On 9 July 1552 Ali Pasha prayed to Allah in the early morning and requested victory. He decided to send the local Catholic priest to Szondy and offer him a choice: either to surrender and be given safe passage and escort to Upper Hungary, or to perish. Szondy sent his scribe and servant with his answer to Ali Pasha saying "Spare the boys and let God settle the fate of this castle". In the afternoon the Janissaries attacked and Szondy ordered the last cannonade to be fired and ordered a full-scale attack against the Turks.
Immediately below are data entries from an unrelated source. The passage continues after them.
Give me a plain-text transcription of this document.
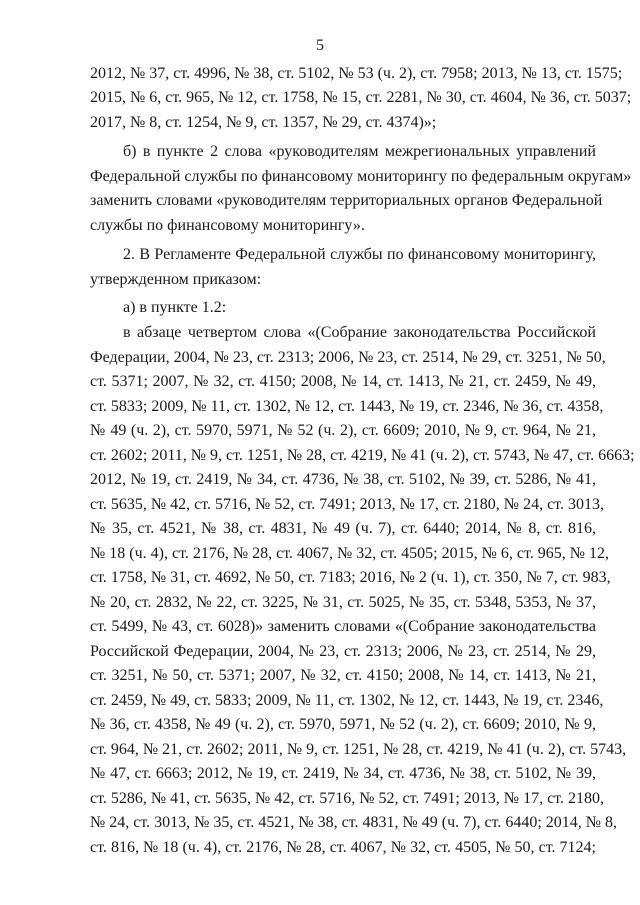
5
2012, № 37, ст. 4996, № 38, ст. 5102, № 53 (ч. 2), ст. 7958; 2013, № 13, ст. 1575;
2015, № 6, ст. 965, № 12, ст. 1758, № 15, ст. 2281, № 30, ст. 4604, № 36, ст. 5037;
2017, № 8, ст. 1254, № 9, ст. 1357, № 29, ст. 4374)»;
б) в пункте 2 слова «руководителям межрегиональных управлений
Федеральной службы по финансовому мониторингу по федеральным округам»
заменить словами «руководителям территориальных органов Федеральной
службы по финансовому мониторингу».
2. В Регламенте Федеральной службы по финансовому мониторингу,
утвержденном приказом:
а) в пункте 1.2:
в абзаце четвертом слова «(Собрание законодательства Российской
Федерации, 2004, № 23, ст. 2313; 2006, № 23, ст. 2514, № 29, ст. 3251, № 50,
ст. 5371; 2007, № 32, ст. 4150; 2008, № 14, ст. 1413, № 21, ст. 2459, № 49,
ст. 5833; 2009, № 11, ст. 1302, № 12, ст. 1443, № 19, ст. 2346, № 36, ст. 4358,
№ 49 (ч. 2), ст. 5970, 5971, № 52 (ч. 2), ст. 6609; 2010, № 9, ст. 964, № 21,
ст. 2602; 2011, № 9, ст. 1251, № 28, ст. 4219, № 41 (ч. 2), ст. 5743, № 47, ст. 6663;
2012, № 19, ст. 2419, № 34, ст. 4736, № 38, ст. 5102, № 39, ст. 5286, № 41,
ст. 5635, № 42, ст. 5716, № 52, ст. 7491; 2013, № 17, ст. 2180, № 24, ст. 3013,
№ 35, ст. 4521, № 38, ст. 4831, № 49 (ч. 7), ст. 6440; 2014, № 8, ст. 816,
№ 18 (ч. 4), ст. 2176, № 28, ст. 4067, № 32, ст. 4505; 2015, № 6, ст. 965, № 12,
ст. 1758, № 31, ст. 4692, № 50, ст. 7183; 2016, № 2 (ч. 1), ст. 350, № 7, ст. 983,
№ 20, ст. 2832, № 22, ст. 3225, № 31, ст. 5025, № 35, ст. 5348, 5353, № 37,
ст. 5499, № 43, ст. 6028)» заменить словами «(Собрание законодательства
Российской Федерации, 2004, № 23, ст. 2313; 2006, № 23, ст. 2514, № 29,
ст. 3251, № 50, ст. 5371; 2007, № 32, ст. 4150; 2008, № 14, ст. 1413, № 21,
ст. 2459, № 49, ст. 5833; 2009, № 11, ст. 1302, № 12, ст. 1443, № 19, ст. 2346,
№ 36, ст. 4358, № 49 (ч. 2), ст. 5970, 5971, № 52 (ч. 2), ст. 6609; 2010, № 9,
ст. 964, № 21, ст. 2602; 2011, № 9, ст. 1251, № 28, ст. 4219, № 41 (ч. 2), ст. 5743,
№ 47, ст. 6663; 2012, № 19, ст. 2419, № 34, ст. 4736, № 38, ст. 5102, № 39,
ст. 5286, № 41, ст. 5635, № 42, ст. 5716, № 52, ст. 7491; 2013, № 17, ст. 2180,
№ 24, ст. 3013, № 35, ст. 4521, № 38, ст. 4831, № 49 (ч. 7), ст. 6440; 2014, № 8,
ст. 816, № 18 (ч. 4), ст. 2176, № 28, ст. 4067, № 32, ст. 4505, № 50, ст. 7124;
Four hours of intensive fighting ensued until Szondy's forces were reduced to sixty men. Szondy led the attack and was shot through the knee and fought even on his knees until he was brought down by the Turks.

One of the Janissaries cut off his head and brought it to Ali Pasha. Ten of Szondy's Hajdús survived and were granted safe passage back to Upper Hungary. Ali Pasha acknowledged Szondy's bravery, and ordered an ornate marble sarcophagus to be made for Szondy and for him to be buried with full military honours.

==Legacy==
After being given the news of Szondy's demise by the ten remaining Hajdús, the news of his bravery spread beyond Upper Hungary: it became an example also in Poland and even in the farthest corners of the Ottoman Empire.

His name was often used by impostors. Even now, between 6 and 9 July every year Slovaks and Hungarians alike celebrate the life of the great warrior at his sarcophagus in Drégelypalánk, Hungary.